LAWRENCE BARHAM & PETER MITCHELL. The first Africans: African archaeology from the earliest toolmakers to most recent foragers. xviii+602 pages, 117 illustrations, 5 tables. 2008. Cambridge: Cambridge University Press; 978-0-521-84796-4 hardback £50 & $99; 978-0-521-61265-4 paperback £18.99 & $36.99.

Review by Graham Connah
School of Archaeology and Anthropology, Australian National University, Canberra, Australia
(Email: graham.connah@effect.net.au)
Syntheses of African archaeology were relatively uncommon at one time but in recent years there have been increasing attempts to escape the particularism that formerly characterised the subject and to present the data in a continental or semi-continental context. Peter Mitchell has been one of those who have made such contributions and in this new book he has collaborated with Lawrence Barham to produce a study of African hunter-gatherers from the earliest times up to the present. This is a mighty task indeed, tackled in eleven chapters packed with information. Barham appears to have been mainly responsible for Chapters 3-6 (up to about 70 000 years ago) and Mitchell for Chapters 7-10 (since about 70 000 years ago), with Chapters 1-2 and 11 written jointly. The two main parts of the book have different approaches: Chapters 3-6 deal with the evolution of human attributes such as tool-use, bipedalism, meat-eating, the use of fire, symbolic thought, and so on; while Chapters 7-10 survey the detailed archaeological data for later hunter-gatherers, together with issues of continental relevance.
The varied information on which the book is based, the history of relevant research in Africa, the problems of chronological frameworks, and the book's themes and structure are introduced in Chapter 1, while Chapter 2 discusses geographical, ecological, and chronological matters. Thereafter, we contact the first tool-users and tool-makers (Chapter 3), early Pleistocene technologies and societies (Chapter 4), mid-Pleistocene foragers (Chapter 5) and their successors (Chapter 6 reviews the period from c. 430 000 to c. 70 000 years ago). Chapter 7 takes us to the end of the Pleistocene, and Chapter 8 examines the transition from the Pleistocene to the Holocene. Mid-Holocene intensification is the subject of Chapter 9, leading to Chapter 10 which discusses the relationships between foragers and farmers over the last few thousand years. Hunter-gatherers and their descendants in the present, as well as archaeologists' responsibilities to them is the concern of the final chapter (11); it also summarises the main themes of the book and concludes by suggesting objectives for future research. The 461 pages of text are then followed by 12 pages of Notes, (referred to in the text by superscript numbers), a 4-page Glossary, 107 pages of References, and 15 pages of Index. Harvard referencing is used throughout the text and is very detailed. The book is well produced with very few typographical errors, although its maps are over-reduced, making some of them difficult to use, and some photographs are of poor quality. The text is also disrupted by the inclusion of 'insets', similar to the 'boxes' now so common in student texts but in this case identified only by a narrow enclosing line and in some cases running over more than one page. Occasionally these insets appear so close together in the text that they confuse rather than enlighten the reader.
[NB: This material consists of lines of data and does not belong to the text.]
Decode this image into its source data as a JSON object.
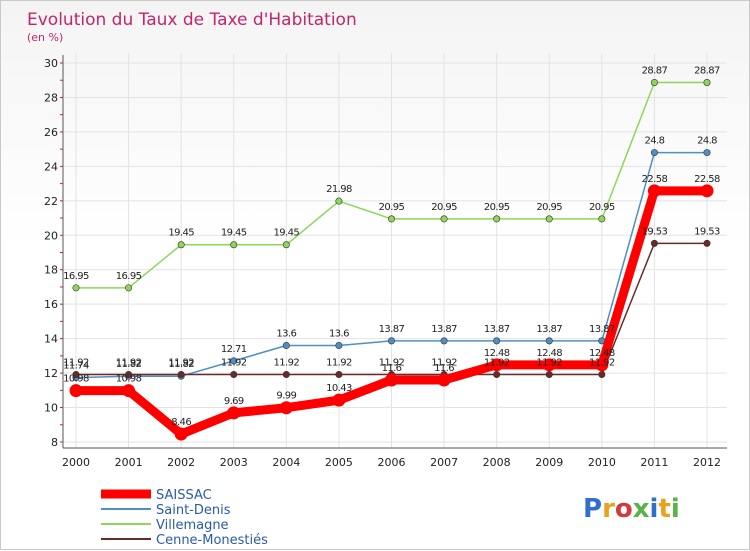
{
  "chart_data": {
    "type": "line",
    "title": "Evolution du Taux de Taxe d'Habitation",
    "subtitle": "(en %)",
    "x": [
      "2000",
      "2001",
      "2002",
      "2003",
      "2004",
      "2005",
      "2006",
      "2007",
      "2008",
      "2009",
      "2010",
      "2011",
      "2012"
    ],
    "ylim": [
      8,
      30
    ],
    "yticks": [
      "8",
      "10",
      "12",
      "14",
      "16",
      "18",
      "20",
      "22",
      "24",
      "26",
      "28",
      "30"
    ],
    "legend_position": "bottom-left",
    "series": [
      {
        "name": "SAISSAC",
        "color": "#ff0000",
        "values": [
          10.98,
          10.98,
          8.46,
          9.69,
          9.99,
          10.43,
          11.6,
          11.6,
          12.48,
          12.48,
          12.48,
          22.58,
          22.58
        ],
        "labels": [
          "10.98",
          "10.98",
          "8.46",
          "9.69",
          "9.99",
          "10.43",
          "11.6",
          "11.6",
          "12.48",
          "12.48",
          "12.48",
          "22.58",
          "22.58"
        ]
      },
      {
        "name": "Saint-Denis",
        "color": "#4f8fc4",
        "values": [
          11.74,
          11.82,
          11.82,
          12.71,
          13.6,
          13.6,
          13.87,
          13.87,
          13.87,
          13.87,
          13.87,
          24.8,
          24.8
        ],
        "labels": [
          "11.74",
          "11.82",
          "11.82",
          "12.71",
          "13.6",
          "13.6",
          "13.87",
          "13.87",
          "13.87",
          "13.87",
          "13.87",
          "24.8",
          "24.8"
        ]
      },
      {
        "name": "Villemagne",
        "color": "#8ed65a",
        "values": [
          16.95,
          16.95,
          19.45,
          19.45,
          19.45,
          21.98,
          20.95,
          20.95,
          20.95,
          20.95,
          20.95,
          28.87,
          28.87
        ],
        "labels": [
          "16.95",
          "16.95",
          "19.45",
          "19.45",
          "19.45",
          "21.98",
          "20.95",
          "20.95",
          "20.95",
          "20.95",
          "20.95",
          "28.87",
          "28.87"
        ]
      },
      {
        "name": "Cenne-Monestiés",
        "color": "#6b2a2a",
        "values": [
          11.92,
          11.92,
          11.92,
          11.92,
          11.92,
          11.92,
          11.92,
          11.92,
          11.92,
          11.92,
          11.92,
          19.53,
          19.53
        ],
        "labels": [
          "11.92",
          "11.92",
          "11.92",
          "11.92",
          "11.92",
          "11.92",
          "11.92",
          "11.92",
          "11.92",
          "11.92",
          "11.92",
          "19.53",
          "19.53"
        ]
      }
    ]
  },
  "logo": {
    "text": "Proxiti"
  }
}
It is apparent that this book represents an impressive scholarly achievement. A particularly important part of that achievement is the way in which the authors have drawn on a wide variety of data that includes primate studies, genetics, palaeoanthropology, linguistics, isotopic studies of both palaeoclimate and human diet, sociobiology, ethnography, and other sources, as well as the results of diverse archaeological analyses. The outcome is a book that is clearly intended for academics and their students, in archaeology as well as in related disciplines, combining the functions of text-book and work of reference. Nevertheless, it is apparent that the authors intended that it should also be read in its entirety, because it addresses themes and issues rather than data alone; but this will take a determined reader.
Without doubt this is an important book. It reaches out to a new African archaeology that will develop in future years. This new approach uses Marine Isotope Stages as its main chronological framework and Clark's modal terminology for its lithic technology, rejects progressivist approaches, questions the utility of the forager/farmer dichotomy, and embraces a staggering variety of evidence. In the process the book rejects the epochalistic model of Africa's past and questions the naming of archaeological assemblages. Yet the authors are still constrained by the chains of past literature: they repeatedly lapse into terminology like 'Middle Stone Age', 'Iron Age', or even 'Pastoral Neolithic', and retain conventional nomenclature for many stone industries. It seems that we have not yet arrived at a new African archaeology but this book has taken a significant step in that direction.